The husband instantly heard the door, and stood up immediately. He reached for his revolver in his coat, but before he could load the gun Dzherzinsky popped into the room. The man turned to face Dzherzinsky only to find a long anti-tank gun pointed right into his face, and could say nothing before a single round penetrated his skull. Dzherzinsky grinned as the man's head exploded against the wall, expressionless face covered in blood as the open head spewed blood everywhere. He walked over and took the man's revolver, identified it as a simple Colt, and loaded it for the man. He fired a bullet from the revolver into the man's head and then placed the revolver in his hand. A cruel joke.

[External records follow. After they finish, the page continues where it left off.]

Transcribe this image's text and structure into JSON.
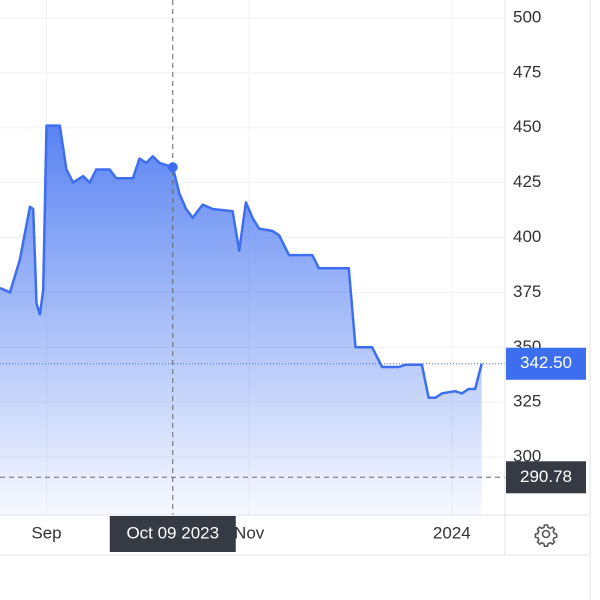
{
  "chart_data": {
    "type": "area",
    "x": [
      "2023-08-18",
      "2023-08-21",
      "2023-08-24",
      "2023-08-27",
      "2023-08-28",
      "2023-08-29",
      "2023-08-30",
      "2023-08-31",
      "2023-09-01",
      "2023-09-05",
      "2023-09-07",
      "2023-09-09",
      "2023-09-12",
      "2023-09-14",
      "2023-09-16",
      "2023-09-20",
      "2023-09-22",
      "2023-09-27",
      "2023-09-29",
      "2023-10-01",
      "2023-10-03",
      "2023-10-05",
      "2023-10-09",
      "2023-10-11",
      "2023-10-13",
      "2023-10-15",
      "2023-10-18",
      "2023-10-21",
      "2023-10-27",
      "2023-10-29",
      "2023-10-31",
      "2023-11-02",
      "2023-11-04",
      "2023-11-08",
      "2023-11-10",
      "2023-11-13",
      "2023-11-20",
      "2023-11-22",
      "2023-12-01",
      "2023-12-03",
      "2023-12-08",
      "2023-12-11",
      "2023-12-16",
      "2023-12-18",
      "2023-12-23",
      "2023-12-25",
      "2023-12-27",
      "2023-12-29",
      "2024-01-02",
      "2024-01-04",
      "2024-01-06",
      "2024-01-08",
      "2024-01-10"
    ],
    "series": [
      {
        "color": "#3d6ef0",
        "values": [
          377,
          375,
          390,
          414,
          413,
          370,
          365,
          376,
          451,
          451,
          431,
          425,
          428,
          425,
          431,
          431,
          427,
          427,
          436,
          434,
          437,
          434,
          432,
          420,
          413,
          409,
          415,
          413,
          412,
          394,
          416,
          409,
          404,
          403,
          401,
          392,
          392,
          386,
          386,
          350,
          350,
          341,
          341,
          342,
          342,
          327,
          327,
          329,
          330,
          329,
          331,
          331,
          342.5
        ]
      }
    ],
    "xlim": [
      "2023-08-18",
      "2024-01-17"
    ],
    "xticks": [
      {
        "value": "2023-09-01",
        "label": "Sep"
      },
      {
        "value": "2023-11-01",
        "label": "Nov"
      },
      {
        "value": "2024-01-01",
        "label": "2024"
      }
    ],
    "ylim": [
      273.6,
      508.2
    ],
    "yticks": [
      300,
      325,
      350,
      375,
      400,
      425,
      450,
      475,
      500
    ],
    "grid": true,
    "last_value": {
      "value": 342.5,
      "label": "342.50"
    },
    "crosshair": {
      "x": {
        "value": "2023-10-09",
        "label": "Oct 09 2023"
      },
      "y": 290.78
    }
  }
}
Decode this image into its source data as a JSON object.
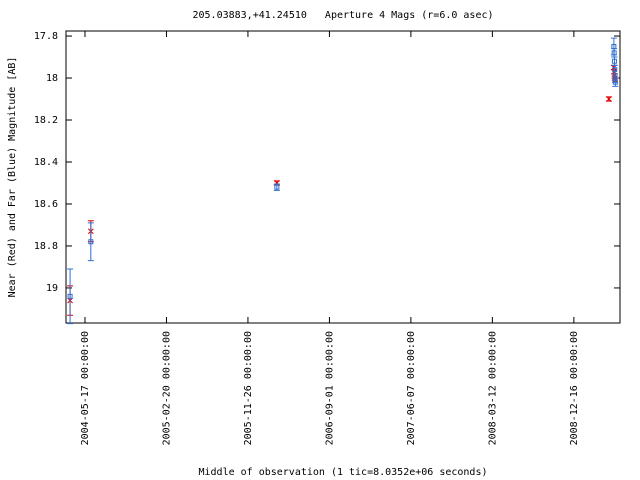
{
  "chart_data": {
    "type": "errorbar",
    "title": "205.03883,+41.24510   Aperture 4 Mags (r=6.0 asec)",
    "y_label": "Near (Red) and Far (Blue) Magnitude [AB]",
    "x_label": "Middle of observation (1 tic=8.0352e+06 seconds)",
    "xlim": [
      "2004-03-13 00:00:00",
      "2009-05-23 00:00:00"
    ],
    "xticks": [
      "2004-05-17 00:00:00",
      "2005-02-20 00:00:00",
      "2005-11-26 00:00:00",
      "2006-09-01 00:00:00",
      "2007-06-07 00:00:00",
      "2008-03-12 00:00:00",
      "2008-12-16 00:00:00"
    ],
    "ylim": [
      19.167,
      17.776
    ],
    "yticks": [
      17.8,
      18,
      18.2,
      18.4,
      18.6,
      18.8,
      19
    ],
    "series": [
      {
        "color": "#e00000",
        "marker": "x",
        "x": [
          "2004-03-27 00:00:00",
          "2004-06-06 00:00:00",
          "2006-03-05 00:00:00",
          "2009-04-15 00:00:00",
          "2009-05-02 00:00:00",
          "2009-05-03 00:00:00",
          "2009-05-04 00:00:00",
          "2009-05-05 00:00:00",
          "2009-05-06 00:00:00"
        ],
        "values": [
          19.06,
          18.73,
          18.5,
          18.1,
          17.95,
          17.97,
          17.99,
          18.0,
          18.01
        ],
        "errors": [
          0.07,
          0.05,
          0.01,
          0.01,
          0.01,
          0.01,
          0.01,
          0.01,
          0.01
        ]
      },
      {
        "color": "#3070d0",
        "marker": "square",
        "x": [
          "2004-03-27 00:00:00",
          "2004-06-06 00:00:00",
          "2006-03-05 00:00:00",
          "2009-05-02 00:00:00",
          "2009-05-03 00:00:00",
          "2009-05-04 00:00:00",
          "2009-05-05 00:00:00",
          "2009-05-06 00:00:00",
          "2009-05-07 00:00:00"
        ],
        "values": [
          19.04,
          18.78,
          18.52,
          17.85,
          17.88,
          17.92,
          17.96,
          18.0,
          18.02
        ],
        "errors": [
          0.13,
          0.09,
          0.015,
          0.04,
          0.02,
          0.02,
          0.02,
          0.02,
          0.02
        ]
      }
    ]
  }
}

The wife had, by this point, been very frightened by whatever was occurring in her husband's study. She decided to stay quiet out of hopes that whoever was in the house would not notice. Dzherzinsky, however, did not hesitate as he checked every room in the house for anyone else alive. He saw the children in their room and left them alone, and noticed a light down the hall since the woman had only closed the door and had not shut off the lamp in the room. He slowly trudged over to the door, flung it wide open, and stared down the woman. He grinned as he watched her cower in a corner, and pulled the bolt on his rifle before aiming it at the back of her head. He pulled the trigger, and her head too was a mess on the wall. The anti-tank round had gone straight through, landing somewhere in the field outside. Realising that the children were still alive, he walked over and simply cut through them with his knife to save some ammunition. He turned on the light in the doorway and left the house that way, door agape.

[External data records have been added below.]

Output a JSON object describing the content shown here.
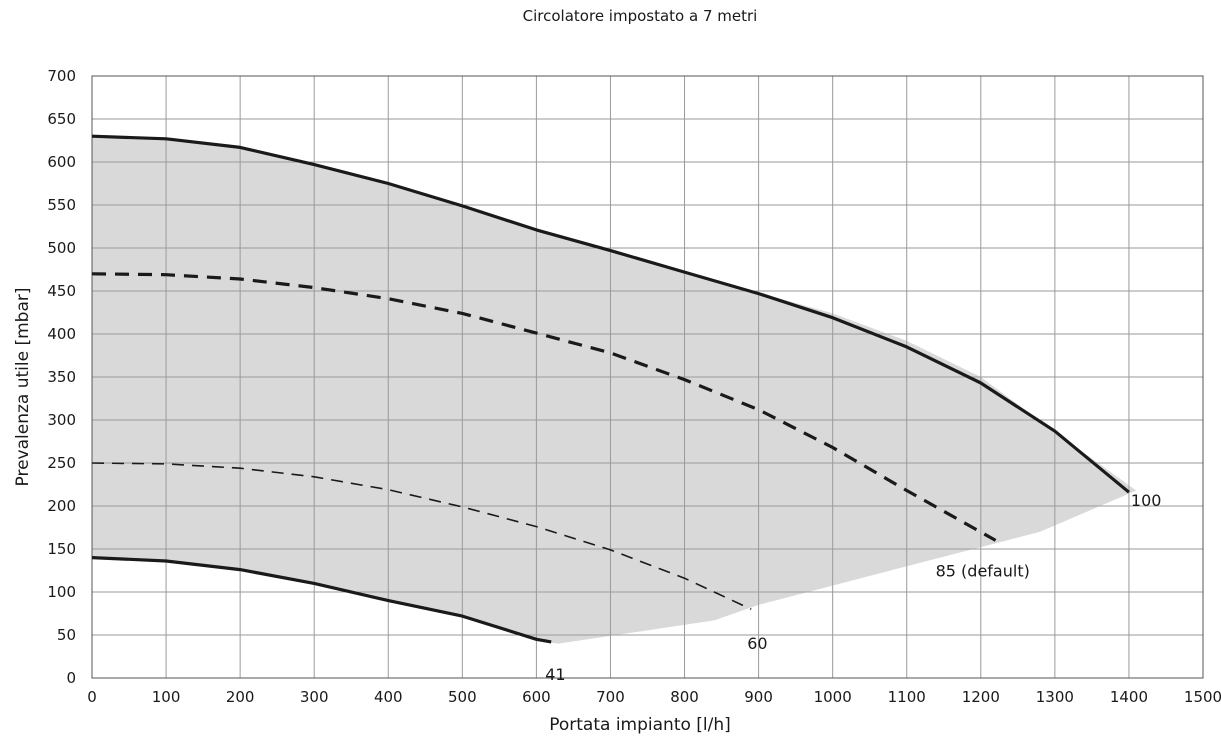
{
  "chart_data": {
    "type": "line",
    "title": "Circolatore impostato a 7 metri",
    "xlabel": "Portata impianto [l/h]",
    "ylabel": "Prevalenza utile [mbar]",
    "xlim": [
      0,
      1500
    ],
    "ylim": [
      0,
      700
    ],
    "xticks": [
      0,
      100,
      200,
      300,
      400,
      500,
      600,
      700,
      800,
      900,
      1000,
      1100,
      1200,
      1300,
      1400,
      1500
    ],
    "yticks": [
      0,
      50,
      100,
      150,
      200,
      250,
      300,
      350,
      400,
      450,
      500,
      550,
      600,
      650,
      700
    ],
    "grid": true,
    "shaded_region": {
      "color": "#d9d9d9",
      "points": [
        [
          0,
          630
        ],
        [
          100,
          627
        ],
        [
          200,
          618
        ],
        [
          300,
          598
        ],
        [
          400,
          573
        ],
        [
          500,
          548
        ],
        [
          600,
          522
        ],
        [
          700,
          497
        ],
        [
          800,
          472
        ],
        [
          900,
          448
        ],
        [
          1000,
          424
        ],
        [
          1100,
          392
        ],
        [
          1200,
          350
        ],
        [
          1300,
          286
        ],
        [
          1410,
          218
        ],
        [
          1280,
          170
        ],
        [
          1100,
          130
        ],
        [
          900,
          85
        ],
        [
          840,
          67
        ],
        [
          630,
          40
        ],
        [
          610,
          42
        ],
        [
          500,
          72
        ],
        [
          400,
          90
        ],
        [
          300,
          109
        ],
        [
          200,
          125
        ],
        [
          100,
          135
        ],
        [
          0,
          140
        ]
      ]
    },
    "series": [
      {
        "name": "100",
        "label": "100",
        "style": "solid",
        "width": 3.2,
        "x": [
          0,
          100,
          200,
          300,
          400,
          500,
          600,
          700,
          800,
          900,
          1000,
          1100,
          1200,
          1300,
          1400
        ],
        "y": [
          630,
          627,
          617,
          597,
          575,
          549,
          521,
          497,
          472,
          447,
          419,
          385,
          343,
          287,
          216
        ]
      },
      {
        "name": "85 (default)",
        "label": "85 (default)",
        "style": "dashed",
        "width": 3.2,
        "x": [
          0,
          100,
          200,
          300,
          400,
          500,
          600,
          700,
          800,
          900,
          1000,
          1100,
          1220
        ],
        "y": [
          470,
          469,
          464,
          454,
          441,
          424,
          401,
          378,
          347,
          312,
          268,
          218,
          160
        ]
      },
      {
        "name": "60",
        "label": "60",
        "style": "dashed",
        "width": 1.6,
        "x": [
          0,
          100,
          200,
          300,
          400,
          500,
          600,
          700,
          800,
          890
        ],
        "y": [
          250,
          249,
          244,
          234,
          219,
          199,
          176,
          149,
          116,
          80
        ]
      },
      {
        "name": "41",
        "label": "41",
        "style": "solid",
        "width": 3.2,
        "x": [
          0,
          100,
          200,
          300,
          400,
          500,
          600,
          620
        ],
        "y": [
          140,
          136,
          126,
          110,
          90,
          72,
          45,
          42
        ]
      }
    ],
    "line_color": "#1a1a1a",
    "grid_color": "#9a9a9a"
  }
}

The team, finished with their operation, promptly ran through the village, tossing lit matches at the wooden walls of the various houses there. The village hall was ignited by a torch they made out of a rag, some beer they found in one man's house, and a wooden stick. By the time they had left the village in its entirety, they had lit every house except the still lighted house on fire, crucified a corpse upside down for entertainment, and painted graffiti on random walls out of people's blood. Dzherzinsky, as he prepared to descend to the river, took one last glance at the village. The sweet, sweet smell of death.